Saudi Arabia orders walls in shops to divide male, female coworkers
From now on, stores must erect barriers not shorter than 1.6 meters to separate male and female employees. Retailers have 30 days to install the walls, or risk sanctions.
The legislation was issued by Labour Minister Adel Faqih, with the help of Abdullatif al-Sheikh, the head of the Commission for the Promotion of Virtue and Prevention of Vice, commonly known as 'Mutawa' and the religious police, according to local press.
Essentially, women in Saudi Arabia can work either in all-women factories or in lingerie and cosmetics shops. The latter has been allowed since June 2011, when the Saudi leadership issued an order for lingerie and cosmetics shops to replace their male staffers, most of whom were Asian, with Saudi women.
As a result of the legislation, authorities announced that 44,000 jobs were created for Saudi women, for whom the unemployment rate currently stands at 36 percent, according to the Central Department of Statistics and Information. Saudi women account for only 7 percent of citizens employed by private companies.

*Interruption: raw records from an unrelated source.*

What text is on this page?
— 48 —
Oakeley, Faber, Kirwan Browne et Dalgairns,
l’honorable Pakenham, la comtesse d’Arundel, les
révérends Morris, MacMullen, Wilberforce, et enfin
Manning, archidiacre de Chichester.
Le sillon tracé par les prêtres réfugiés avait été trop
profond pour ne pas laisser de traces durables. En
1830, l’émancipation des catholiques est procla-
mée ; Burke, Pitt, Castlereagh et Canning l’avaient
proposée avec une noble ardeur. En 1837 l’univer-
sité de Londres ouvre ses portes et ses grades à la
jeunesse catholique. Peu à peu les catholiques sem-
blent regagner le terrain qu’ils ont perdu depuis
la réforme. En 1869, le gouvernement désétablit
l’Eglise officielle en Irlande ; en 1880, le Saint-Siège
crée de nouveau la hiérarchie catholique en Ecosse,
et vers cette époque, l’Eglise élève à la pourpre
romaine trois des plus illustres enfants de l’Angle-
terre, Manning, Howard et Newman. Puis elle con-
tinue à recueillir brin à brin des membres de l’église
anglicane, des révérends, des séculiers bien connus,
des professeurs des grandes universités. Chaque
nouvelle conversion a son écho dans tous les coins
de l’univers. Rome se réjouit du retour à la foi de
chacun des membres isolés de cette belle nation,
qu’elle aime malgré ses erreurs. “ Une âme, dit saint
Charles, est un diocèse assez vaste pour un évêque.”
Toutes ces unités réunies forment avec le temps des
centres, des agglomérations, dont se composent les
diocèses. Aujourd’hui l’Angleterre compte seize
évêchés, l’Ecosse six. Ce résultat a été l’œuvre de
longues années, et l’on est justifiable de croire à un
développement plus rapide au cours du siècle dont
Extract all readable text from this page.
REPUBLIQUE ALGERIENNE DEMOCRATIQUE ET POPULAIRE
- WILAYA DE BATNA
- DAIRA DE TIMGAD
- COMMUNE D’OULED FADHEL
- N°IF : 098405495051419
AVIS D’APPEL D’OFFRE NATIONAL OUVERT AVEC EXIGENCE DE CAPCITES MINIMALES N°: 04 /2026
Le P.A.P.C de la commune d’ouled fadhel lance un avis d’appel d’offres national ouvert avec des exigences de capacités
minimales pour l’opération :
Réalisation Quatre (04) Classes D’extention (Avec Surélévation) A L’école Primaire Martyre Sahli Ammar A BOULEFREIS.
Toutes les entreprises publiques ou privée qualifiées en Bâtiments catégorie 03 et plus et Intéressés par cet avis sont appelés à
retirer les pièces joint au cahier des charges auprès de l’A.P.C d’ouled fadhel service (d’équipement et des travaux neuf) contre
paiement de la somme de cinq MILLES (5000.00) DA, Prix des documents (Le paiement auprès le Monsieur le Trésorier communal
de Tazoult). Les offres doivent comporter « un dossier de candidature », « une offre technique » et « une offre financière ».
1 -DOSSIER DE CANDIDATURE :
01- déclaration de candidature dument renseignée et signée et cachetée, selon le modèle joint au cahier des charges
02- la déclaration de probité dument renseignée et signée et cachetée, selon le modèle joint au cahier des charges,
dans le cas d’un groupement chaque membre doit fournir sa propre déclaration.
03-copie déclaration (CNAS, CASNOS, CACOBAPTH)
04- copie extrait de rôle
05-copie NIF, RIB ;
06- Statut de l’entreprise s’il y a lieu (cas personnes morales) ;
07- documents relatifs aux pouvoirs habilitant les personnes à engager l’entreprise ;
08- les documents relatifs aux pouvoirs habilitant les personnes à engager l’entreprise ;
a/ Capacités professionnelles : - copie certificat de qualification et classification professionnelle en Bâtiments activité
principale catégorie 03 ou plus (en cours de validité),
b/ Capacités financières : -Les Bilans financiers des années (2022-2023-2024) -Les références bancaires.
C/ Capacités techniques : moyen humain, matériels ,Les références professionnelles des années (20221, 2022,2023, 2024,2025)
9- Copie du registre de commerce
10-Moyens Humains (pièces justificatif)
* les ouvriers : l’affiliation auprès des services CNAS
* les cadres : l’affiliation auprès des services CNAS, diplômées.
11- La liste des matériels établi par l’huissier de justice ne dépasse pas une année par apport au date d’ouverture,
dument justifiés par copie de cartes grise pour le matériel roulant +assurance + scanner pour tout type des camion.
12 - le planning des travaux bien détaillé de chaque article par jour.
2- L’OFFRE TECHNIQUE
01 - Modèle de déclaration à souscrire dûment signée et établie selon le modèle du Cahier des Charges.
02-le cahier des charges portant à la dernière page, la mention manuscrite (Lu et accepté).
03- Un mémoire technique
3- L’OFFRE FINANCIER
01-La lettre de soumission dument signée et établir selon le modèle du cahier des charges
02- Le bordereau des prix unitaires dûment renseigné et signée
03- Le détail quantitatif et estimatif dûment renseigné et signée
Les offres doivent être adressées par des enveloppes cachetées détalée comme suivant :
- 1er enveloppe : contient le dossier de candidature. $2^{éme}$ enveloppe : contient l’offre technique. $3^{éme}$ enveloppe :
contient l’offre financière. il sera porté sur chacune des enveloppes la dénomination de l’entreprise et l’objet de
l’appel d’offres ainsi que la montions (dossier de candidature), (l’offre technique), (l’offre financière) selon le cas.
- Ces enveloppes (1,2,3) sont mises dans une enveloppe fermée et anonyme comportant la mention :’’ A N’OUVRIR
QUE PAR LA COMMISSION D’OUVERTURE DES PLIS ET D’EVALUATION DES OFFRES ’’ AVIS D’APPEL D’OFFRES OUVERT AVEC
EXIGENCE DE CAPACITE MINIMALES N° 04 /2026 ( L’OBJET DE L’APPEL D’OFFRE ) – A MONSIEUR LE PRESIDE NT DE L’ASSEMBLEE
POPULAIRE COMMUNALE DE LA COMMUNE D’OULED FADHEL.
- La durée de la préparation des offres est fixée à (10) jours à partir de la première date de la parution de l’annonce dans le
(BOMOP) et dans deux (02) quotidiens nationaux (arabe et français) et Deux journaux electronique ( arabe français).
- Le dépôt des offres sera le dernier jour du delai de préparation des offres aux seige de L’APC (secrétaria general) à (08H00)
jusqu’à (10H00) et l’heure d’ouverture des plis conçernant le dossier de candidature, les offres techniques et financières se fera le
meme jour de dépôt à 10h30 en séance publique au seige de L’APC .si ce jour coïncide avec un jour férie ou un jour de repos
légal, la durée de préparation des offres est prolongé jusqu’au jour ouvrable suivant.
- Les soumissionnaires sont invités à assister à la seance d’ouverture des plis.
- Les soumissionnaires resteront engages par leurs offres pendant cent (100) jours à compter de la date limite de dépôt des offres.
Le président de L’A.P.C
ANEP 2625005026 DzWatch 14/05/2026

The move followed complaints by Saudi women who felt uncomfortable buying lingerie or cosmetics from men, AFP reported. However, the decision to replace men with women also came under heavy criticism because of poor working environments for saleswomen, and cases of harassment.
Cultural attitudes towards women in Saudi Arabia are widely controversial, with the country known for its strict observation of Sharia law. At the beginning of the year, women were allowed to participate in Shura Consultative council, with 30 appointed as counselors. However, they must use a separate entrance door.
Saudi women are generally forbidden from behavior that is common in Western cultures. The Gulf kingdom is the only country in the world that bars women from driving and voting, and they must have permission from a man to work, travel or open a bank account.